8

I've read much about PDF extractions and libraries (as iText) but i just haven't found a solution to extract images and text (with coordinates) from a PDF.

The task is to scan PDF with catalog of products and extract each image. There is an image code printed next to each image and also a list of product codes for products that are shown on the image.

I know that there is no way to extract structured info from a PDF like this but with coordinates of all image and text objects I could write code to identify linked text by its distance from the image. Then I could split text using a RegExp and find out what is a product code, what is an image code etc.

Could you recommend a good and working solution for the task?

Bobrovsky
  • 13,789
  • 19
  • 80
  • 130
Alex
  • 1,237
  • 3
  • 18
  • 29
  • 1
    Are you targeting a certain platform/language? When you say "scan" to you mean "look through" or are you actually scanning a physical object and would therefor need OCR capabilities? – Chris Haas Nov 23 '11 at 14:27
  • Thanks for you reply! i program in .NET so any library that have a .net porting is good. but i know also JAVA so in extremis i could use a java library. anyway i don't need OCR. My PDF contain text and images. Text is rendered in the content-stream of PDF so i would nees some kind of parser/render that just tell me where a String should be rendered on a page. i just need the coords. – Alex Nov 30 '11 at 22:43

3 Answers3

4

Use XPDF (http://www.foolabs.com/xpdf/)

It can extract all the characters in the PDF with co-ordinates (pdftotext -bbox [sourcefile] [outputfile]) and also all the images and SVGs in the PDF.
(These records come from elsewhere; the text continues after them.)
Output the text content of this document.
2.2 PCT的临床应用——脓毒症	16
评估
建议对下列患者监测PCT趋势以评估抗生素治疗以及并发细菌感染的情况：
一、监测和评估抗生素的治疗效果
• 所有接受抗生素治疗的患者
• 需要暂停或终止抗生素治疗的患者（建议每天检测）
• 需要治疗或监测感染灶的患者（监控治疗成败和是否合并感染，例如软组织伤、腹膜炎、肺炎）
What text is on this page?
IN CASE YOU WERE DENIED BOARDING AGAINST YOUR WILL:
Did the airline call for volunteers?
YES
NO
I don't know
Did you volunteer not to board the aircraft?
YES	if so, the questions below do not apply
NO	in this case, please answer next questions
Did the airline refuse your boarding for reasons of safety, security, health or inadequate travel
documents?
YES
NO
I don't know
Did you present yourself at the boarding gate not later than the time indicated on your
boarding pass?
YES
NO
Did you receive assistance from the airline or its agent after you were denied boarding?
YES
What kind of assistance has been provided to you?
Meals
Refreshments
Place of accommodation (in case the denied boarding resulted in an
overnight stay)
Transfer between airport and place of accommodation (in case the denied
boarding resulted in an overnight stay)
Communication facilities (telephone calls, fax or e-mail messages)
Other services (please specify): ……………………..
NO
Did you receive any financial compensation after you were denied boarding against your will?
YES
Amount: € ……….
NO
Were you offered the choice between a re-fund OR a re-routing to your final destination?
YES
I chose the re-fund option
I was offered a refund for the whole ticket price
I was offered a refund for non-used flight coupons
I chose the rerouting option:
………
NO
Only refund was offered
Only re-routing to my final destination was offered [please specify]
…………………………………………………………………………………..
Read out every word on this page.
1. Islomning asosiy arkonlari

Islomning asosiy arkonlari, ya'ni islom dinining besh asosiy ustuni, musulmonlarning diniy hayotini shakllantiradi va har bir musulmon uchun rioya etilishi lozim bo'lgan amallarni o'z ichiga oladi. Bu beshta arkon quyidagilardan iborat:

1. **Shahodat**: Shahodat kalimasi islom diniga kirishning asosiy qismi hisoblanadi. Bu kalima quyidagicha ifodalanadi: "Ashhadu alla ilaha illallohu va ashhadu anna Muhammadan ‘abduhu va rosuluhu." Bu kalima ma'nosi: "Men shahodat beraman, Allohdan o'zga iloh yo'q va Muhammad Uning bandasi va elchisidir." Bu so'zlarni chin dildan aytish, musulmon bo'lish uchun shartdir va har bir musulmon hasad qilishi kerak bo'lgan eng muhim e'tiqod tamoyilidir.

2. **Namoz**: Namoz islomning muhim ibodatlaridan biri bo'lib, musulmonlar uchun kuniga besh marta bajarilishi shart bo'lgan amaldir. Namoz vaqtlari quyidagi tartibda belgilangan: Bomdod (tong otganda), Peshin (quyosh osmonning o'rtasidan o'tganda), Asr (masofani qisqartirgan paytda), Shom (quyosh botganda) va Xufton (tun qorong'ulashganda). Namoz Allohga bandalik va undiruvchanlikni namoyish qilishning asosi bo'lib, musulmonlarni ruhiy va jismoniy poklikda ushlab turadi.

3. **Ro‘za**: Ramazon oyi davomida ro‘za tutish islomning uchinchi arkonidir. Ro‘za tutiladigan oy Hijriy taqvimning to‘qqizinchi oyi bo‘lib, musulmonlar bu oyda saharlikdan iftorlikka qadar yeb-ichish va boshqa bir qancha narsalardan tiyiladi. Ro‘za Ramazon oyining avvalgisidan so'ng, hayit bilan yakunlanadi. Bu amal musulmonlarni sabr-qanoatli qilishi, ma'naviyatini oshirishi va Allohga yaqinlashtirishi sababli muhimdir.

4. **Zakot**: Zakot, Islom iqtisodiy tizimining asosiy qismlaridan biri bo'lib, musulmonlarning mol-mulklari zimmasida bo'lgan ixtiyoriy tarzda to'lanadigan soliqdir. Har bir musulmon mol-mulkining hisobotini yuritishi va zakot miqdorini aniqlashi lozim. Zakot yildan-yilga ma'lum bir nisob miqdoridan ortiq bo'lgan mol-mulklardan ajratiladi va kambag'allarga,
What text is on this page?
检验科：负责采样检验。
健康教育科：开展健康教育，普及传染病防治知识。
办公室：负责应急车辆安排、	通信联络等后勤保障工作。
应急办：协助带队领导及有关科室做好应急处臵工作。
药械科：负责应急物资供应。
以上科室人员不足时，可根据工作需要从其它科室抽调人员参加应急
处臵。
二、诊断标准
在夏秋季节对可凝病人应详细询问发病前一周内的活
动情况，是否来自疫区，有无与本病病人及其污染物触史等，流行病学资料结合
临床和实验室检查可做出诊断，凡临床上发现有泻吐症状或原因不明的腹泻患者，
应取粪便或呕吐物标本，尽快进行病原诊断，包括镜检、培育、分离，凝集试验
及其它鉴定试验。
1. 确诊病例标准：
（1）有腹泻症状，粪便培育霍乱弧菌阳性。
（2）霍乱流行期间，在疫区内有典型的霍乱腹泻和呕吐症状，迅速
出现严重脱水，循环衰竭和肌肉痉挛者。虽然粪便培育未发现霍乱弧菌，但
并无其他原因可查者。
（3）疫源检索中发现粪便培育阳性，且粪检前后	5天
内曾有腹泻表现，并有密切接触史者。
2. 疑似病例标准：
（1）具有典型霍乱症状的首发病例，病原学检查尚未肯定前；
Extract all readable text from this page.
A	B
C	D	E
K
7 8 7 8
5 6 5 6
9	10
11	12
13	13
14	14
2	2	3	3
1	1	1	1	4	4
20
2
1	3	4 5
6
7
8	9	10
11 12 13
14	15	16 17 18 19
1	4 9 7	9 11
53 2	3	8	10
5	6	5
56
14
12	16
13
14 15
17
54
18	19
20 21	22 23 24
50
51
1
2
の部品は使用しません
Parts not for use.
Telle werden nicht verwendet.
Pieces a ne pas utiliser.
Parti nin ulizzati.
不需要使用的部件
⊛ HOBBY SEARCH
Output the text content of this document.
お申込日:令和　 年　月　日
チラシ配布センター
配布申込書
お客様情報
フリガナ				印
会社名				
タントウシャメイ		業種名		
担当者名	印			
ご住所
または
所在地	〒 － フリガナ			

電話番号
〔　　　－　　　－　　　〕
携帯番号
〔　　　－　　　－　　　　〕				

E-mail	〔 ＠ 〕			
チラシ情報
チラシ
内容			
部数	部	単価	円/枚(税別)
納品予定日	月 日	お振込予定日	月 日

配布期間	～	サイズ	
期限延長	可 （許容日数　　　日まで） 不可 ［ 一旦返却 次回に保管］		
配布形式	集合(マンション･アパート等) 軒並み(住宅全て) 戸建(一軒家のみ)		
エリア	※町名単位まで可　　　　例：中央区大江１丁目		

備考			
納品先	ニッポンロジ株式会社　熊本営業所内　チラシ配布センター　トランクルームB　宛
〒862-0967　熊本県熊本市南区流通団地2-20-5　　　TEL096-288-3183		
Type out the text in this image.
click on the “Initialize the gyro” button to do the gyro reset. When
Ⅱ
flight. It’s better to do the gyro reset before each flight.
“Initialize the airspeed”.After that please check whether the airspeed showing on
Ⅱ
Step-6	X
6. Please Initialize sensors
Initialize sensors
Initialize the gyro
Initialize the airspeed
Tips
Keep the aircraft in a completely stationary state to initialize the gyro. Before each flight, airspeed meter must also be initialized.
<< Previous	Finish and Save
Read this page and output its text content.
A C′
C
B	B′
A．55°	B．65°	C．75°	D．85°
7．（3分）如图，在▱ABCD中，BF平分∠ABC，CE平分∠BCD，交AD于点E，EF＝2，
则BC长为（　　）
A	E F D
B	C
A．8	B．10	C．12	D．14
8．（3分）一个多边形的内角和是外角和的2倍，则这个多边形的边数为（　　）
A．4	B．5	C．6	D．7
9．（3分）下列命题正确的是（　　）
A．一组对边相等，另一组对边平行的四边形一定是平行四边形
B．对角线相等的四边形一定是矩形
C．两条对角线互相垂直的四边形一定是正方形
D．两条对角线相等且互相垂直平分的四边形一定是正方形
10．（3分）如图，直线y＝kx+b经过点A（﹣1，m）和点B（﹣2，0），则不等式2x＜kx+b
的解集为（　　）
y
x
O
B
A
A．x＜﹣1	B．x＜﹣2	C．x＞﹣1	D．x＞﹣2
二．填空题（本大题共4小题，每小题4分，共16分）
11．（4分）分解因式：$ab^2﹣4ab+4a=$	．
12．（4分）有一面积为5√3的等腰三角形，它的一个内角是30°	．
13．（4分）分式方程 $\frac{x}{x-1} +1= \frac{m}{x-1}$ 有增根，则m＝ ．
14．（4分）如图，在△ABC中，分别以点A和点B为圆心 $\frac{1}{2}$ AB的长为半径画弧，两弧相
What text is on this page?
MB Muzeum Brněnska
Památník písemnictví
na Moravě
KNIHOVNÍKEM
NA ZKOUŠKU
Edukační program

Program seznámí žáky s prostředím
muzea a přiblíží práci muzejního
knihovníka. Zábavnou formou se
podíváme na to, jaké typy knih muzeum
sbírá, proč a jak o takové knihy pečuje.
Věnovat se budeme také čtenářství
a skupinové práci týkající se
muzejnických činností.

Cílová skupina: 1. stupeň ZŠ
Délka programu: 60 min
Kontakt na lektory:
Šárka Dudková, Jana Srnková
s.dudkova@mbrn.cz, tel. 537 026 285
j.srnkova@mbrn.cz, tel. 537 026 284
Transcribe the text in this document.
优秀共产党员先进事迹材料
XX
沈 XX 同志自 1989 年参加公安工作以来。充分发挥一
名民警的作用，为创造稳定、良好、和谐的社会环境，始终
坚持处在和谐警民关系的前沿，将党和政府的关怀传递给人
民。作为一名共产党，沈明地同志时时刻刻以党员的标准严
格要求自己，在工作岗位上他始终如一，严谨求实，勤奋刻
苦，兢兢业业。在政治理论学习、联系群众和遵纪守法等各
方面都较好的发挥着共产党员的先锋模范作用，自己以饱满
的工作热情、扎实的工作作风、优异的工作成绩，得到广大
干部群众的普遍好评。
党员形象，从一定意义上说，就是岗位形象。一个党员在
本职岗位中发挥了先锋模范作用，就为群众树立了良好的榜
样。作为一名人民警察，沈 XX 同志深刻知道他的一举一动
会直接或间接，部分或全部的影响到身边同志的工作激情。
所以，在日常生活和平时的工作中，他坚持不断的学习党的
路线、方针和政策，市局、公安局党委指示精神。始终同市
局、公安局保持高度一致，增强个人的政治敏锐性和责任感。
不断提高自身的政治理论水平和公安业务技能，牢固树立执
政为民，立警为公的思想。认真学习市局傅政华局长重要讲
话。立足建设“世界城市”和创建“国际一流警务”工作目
It's open source (GPLv2) and supports a lot of additional extraction functionalities as well.

Nerdmaster
  • 4,287
  • 1
  • 22
  • 16
  • I've been using pdftotext for years and never twigged it had this feature! Never been able to work out how to easily extract coordinates before. – fred2 Jul 06 '15 at 18:14
  • 2
    Is this correct? The bbox option doesn't seem to work for me, and I can't find anything about it in the documentation. – jss Jan 11 '16 at 21:39
0

Several Java libraries can do this. Have you looked at JPedal or PdfBox?

mark stephens
  • 3,205
  • 16
  • 19
  • i just tried iTextSharp with the RenderListener. it seems to work but not very good. iTextSharp for my PDF return images with correct coords, but all the text layer have wrong coords. i think als my PDF have 2 text layer and iTextSharp dont give me coords. i tried to draw on an imagebox what iTextSharp return and i can see quickly that there are 3 layer (1 for images and 2 for text) and this layer are not aligned at all. – Alex Nov 30 '11 at 22:49
  • Could you share the code that you used to extract image coords ? renderImage is passed ImageRenderInfo. How do I extract coordinates from that ? – letronje Oct 06 '13 at 12:00
0

If a commercial library is an option for you, you could try Amyuni PDF Creator .Net or Amyuni PDF Creator ActiveX. You could use the method IacDocument.GetObjectsInRectangle to retrieve all the "graphic objects" of your interest, then use the ObjectType attribute to separate images from text. The library already provides an algorithm for putting close text together. From the documentation:

IacDocument.GetObjectsInRectangle Method

The GetObjectsInRectangle method gets all the objects that are in the specified rectangle.

Usual disclaimer applies.

yms
  • 10,361
  • 3
  • 38
  • 68